Chinese labs shipped seven major models in the past three weeks:

Moonshot AI → Kimi K2.5 (coordinates 100 sub-agents in parallel)

z.ai → GLM-5 (lowest hallucination rate on Artificial Analysis, runs on Huawei chips)

MiniMax → M2.5 (80.2% on SWE-bench, claims ~1/10th cost of Claude Opus per task)

ByteDance → Seedance 2.0 (4K video) + Seed 2.0 (powers Doubao, 155M weekly users)

Kuaishou → Kling 3.0 (native 4K 60fps video)

Alibaba → Qwen 3.5 (397B/17B MoE, claims to beat GPT-5.2 on 80% of benchmarks)

Four of five text models are open-weight under MIT or Apache 2.0. All use MoE architectures. All under $1/M input tokens. For comparison: Claude Opus is $5 and GPT-5.2 is $1.75.

The other thing worth paying attention to: every lab is building for agents now, not chatbots. Kimi K2.5 runs 100 sub-agents in parallel. Qwen 3.5 controls apps from screenshots. ByteDance calls Seed 2.0 their "agent era" model.

Most of these scores are vendor-reported, so grain of salt.

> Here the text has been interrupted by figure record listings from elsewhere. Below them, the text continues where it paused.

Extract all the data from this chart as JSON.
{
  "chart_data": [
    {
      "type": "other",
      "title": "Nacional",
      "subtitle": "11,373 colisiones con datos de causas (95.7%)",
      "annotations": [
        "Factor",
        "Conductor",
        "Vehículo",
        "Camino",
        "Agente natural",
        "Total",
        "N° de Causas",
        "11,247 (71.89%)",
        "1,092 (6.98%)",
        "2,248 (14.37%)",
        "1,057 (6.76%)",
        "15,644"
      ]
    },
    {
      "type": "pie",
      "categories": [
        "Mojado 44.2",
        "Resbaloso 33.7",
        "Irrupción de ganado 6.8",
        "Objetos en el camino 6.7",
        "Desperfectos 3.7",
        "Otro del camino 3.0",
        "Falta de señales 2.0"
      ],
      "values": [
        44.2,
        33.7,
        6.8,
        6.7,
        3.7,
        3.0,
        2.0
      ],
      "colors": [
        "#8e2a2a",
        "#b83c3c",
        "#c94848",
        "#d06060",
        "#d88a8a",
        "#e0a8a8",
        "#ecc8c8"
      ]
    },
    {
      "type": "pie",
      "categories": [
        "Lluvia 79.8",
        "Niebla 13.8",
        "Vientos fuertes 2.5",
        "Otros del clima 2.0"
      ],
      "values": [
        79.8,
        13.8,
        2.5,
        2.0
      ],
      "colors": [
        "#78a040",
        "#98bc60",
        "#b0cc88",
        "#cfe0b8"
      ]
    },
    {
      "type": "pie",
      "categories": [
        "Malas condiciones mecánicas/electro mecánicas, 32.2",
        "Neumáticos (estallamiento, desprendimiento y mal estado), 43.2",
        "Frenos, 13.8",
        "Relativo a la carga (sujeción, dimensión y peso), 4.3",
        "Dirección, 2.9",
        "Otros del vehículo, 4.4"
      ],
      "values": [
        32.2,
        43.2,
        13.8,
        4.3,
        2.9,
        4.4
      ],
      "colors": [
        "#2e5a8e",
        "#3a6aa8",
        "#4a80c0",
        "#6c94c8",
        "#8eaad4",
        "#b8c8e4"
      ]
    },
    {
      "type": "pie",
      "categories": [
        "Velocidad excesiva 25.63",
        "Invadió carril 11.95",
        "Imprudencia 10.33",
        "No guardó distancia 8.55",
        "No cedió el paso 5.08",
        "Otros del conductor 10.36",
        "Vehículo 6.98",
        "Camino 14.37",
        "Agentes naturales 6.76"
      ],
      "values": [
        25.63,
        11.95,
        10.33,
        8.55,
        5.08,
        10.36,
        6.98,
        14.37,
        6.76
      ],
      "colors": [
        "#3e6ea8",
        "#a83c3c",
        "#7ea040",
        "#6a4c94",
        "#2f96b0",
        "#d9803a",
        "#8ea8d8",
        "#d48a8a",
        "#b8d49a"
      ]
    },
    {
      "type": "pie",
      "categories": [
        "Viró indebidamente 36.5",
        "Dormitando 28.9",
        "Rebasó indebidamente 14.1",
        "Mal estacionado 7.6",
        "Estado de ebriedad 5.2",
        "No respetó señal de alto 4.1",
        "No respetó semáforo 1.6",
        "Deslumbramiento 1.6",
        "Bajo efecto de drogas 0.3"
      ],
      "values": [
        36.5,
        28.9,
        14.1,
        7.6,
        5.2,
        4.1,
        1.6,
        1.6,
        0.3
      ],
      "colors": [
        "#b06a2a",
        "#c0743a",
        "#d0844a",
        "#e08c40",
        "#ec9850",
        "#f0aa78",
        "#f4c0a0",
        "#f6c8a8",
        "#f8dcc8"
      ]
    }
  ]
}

But even discounting the benchmarks by 10-15%, the pricing difference is hard to explain away.

So what actually justifies paying 5-10x more for Western models? Reliability? Safety? And honestly, how much do you trust vendor-reported benchmarks here?

Curious to see if anyone has compared the Chinese models with Opus 4.6 or GPT-5.2 to see how well they do.